Париж дает возможность вобрать в себя уроки мировой художественной культуры, начиная от глубочайшей древности и до нашего времени. В этом его притягательная сила. Но большинство не выдерживает этого культурного груза Парижа, этого высокого его давления. Судьба среднего русского художника в Париже – проторенная тропа эклектизма, эпигонства, подражательства. В Париже такой художник получает внешний лоск: он впитывает в себя парижскую фактуру, парижскую живописную «кухню», но далеко не всегда растет творчески.

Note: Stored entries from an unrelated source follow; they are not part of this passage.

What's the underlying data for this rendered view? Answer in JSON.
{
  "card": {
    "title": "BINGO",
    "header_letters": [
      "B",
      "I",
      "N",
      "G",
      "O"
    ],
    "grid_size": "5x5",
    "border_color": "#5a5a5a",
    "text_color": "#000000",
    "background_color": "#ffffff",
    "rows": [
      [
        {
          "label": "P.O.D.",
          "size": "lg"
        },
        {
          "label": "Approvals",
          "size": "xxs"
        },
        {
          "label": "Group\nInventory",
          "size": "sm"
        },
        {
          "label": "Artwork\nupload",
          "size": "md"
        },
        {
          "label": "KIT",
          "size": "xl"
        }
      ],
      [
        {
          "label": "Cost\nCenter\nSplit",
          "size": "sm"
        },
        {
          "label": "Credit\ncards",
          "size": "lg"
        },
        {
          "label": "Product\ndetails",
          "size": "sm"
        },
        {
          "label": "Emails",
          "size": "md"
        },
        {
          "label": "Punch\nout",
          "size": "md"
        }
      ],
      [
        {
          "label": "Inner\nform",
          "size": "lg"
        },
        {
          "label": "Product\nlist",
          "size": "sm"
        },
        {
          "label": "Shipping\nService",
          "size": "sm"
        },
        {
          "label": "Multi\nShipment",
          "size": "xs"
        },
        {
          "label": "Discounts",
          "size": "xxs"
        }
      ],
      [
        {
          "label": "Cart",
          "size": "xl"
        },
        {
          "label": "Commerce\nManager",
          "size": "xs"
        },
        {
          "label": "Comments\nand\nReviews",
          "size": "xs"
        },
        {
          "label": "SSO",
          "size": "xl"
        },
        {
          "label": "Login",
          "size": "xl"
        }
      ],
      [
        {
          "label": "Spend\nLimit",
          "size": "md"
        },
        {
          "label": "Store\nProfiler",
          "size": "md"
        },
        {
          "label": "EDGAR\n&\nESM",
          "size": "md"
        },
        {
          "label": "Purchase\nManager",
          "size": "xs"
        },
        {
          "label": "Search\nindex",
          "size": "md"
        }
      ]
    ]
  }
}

К этому выводу приводит нас творчество ряда русских художников, представленных на выставке: ничего подлинно нового, свежего, смелого…

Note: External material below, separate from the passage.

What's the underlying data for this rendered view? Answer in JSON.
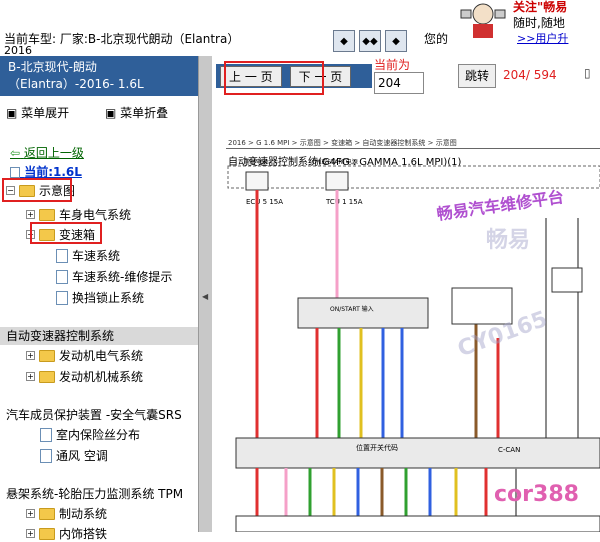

Возможно, что здесь обнаруживается и специфический закон буржуазной художественной жизни – её порабощенность рынку. На первый взгляд, конечно, существование парижского художника может представиться весьма «завидным»: сотни частных лавочек-галлерей, сотни «меценатов»-торговцев картин («маршанов»), «покровительствующих» художникам. И, однако, всем тем, которые воздыхают по буржуазной «свободе творчества» и по прочим благам «свободы», мы должны напомнить результат недавней анкеты парижского журнала «L Art Vivant» по вопросу о влиянии на искусство «денег, коммерции и спекуляции». Большинство ответивших на этот вопрос самым недвусмысленным образом подчеркнули глубоко отрицательное влияние «коммерции» на искусство. Дело не только в том, что подобный «меценат» монополизирует творчество художника – причина, вследствие которой и устроителям данной выставки не удалось заполучить для Москвы живописных работ многих художников, в том числе русских: Шагала, Сутина и др. Монополизация эта налагает свою печать на внутреннее развитие художника. <…> Художник как бы обязан поставлять на рынок картины именно в том духе, в каком он впервые имел успех. Вот – своеобразный «социальный заказ» буржуазного Запада! Отсюда – и наклейка определенного ярлыка на художника. Конечно, такому балованному ребенку современности, как Пикассо, «меняться» позволено: его амплуа в том и состоит, чтобы менять моду. Но Шагал, например, раз навсегда стяжал себе славу «еврейского гения», еврейского художника, «художника гетто», и эту славу он должен поддерживать, что бы он ни делал – хотя бы сюиту гравюр к гоголевским «Мертвым душам» (в которой, впрочем, при всей «инфантильности», есть изумительные по бытовой остроте листы). <…>


Революция и культура (М.). 1928. № 19. 15 октября. С. 69–75.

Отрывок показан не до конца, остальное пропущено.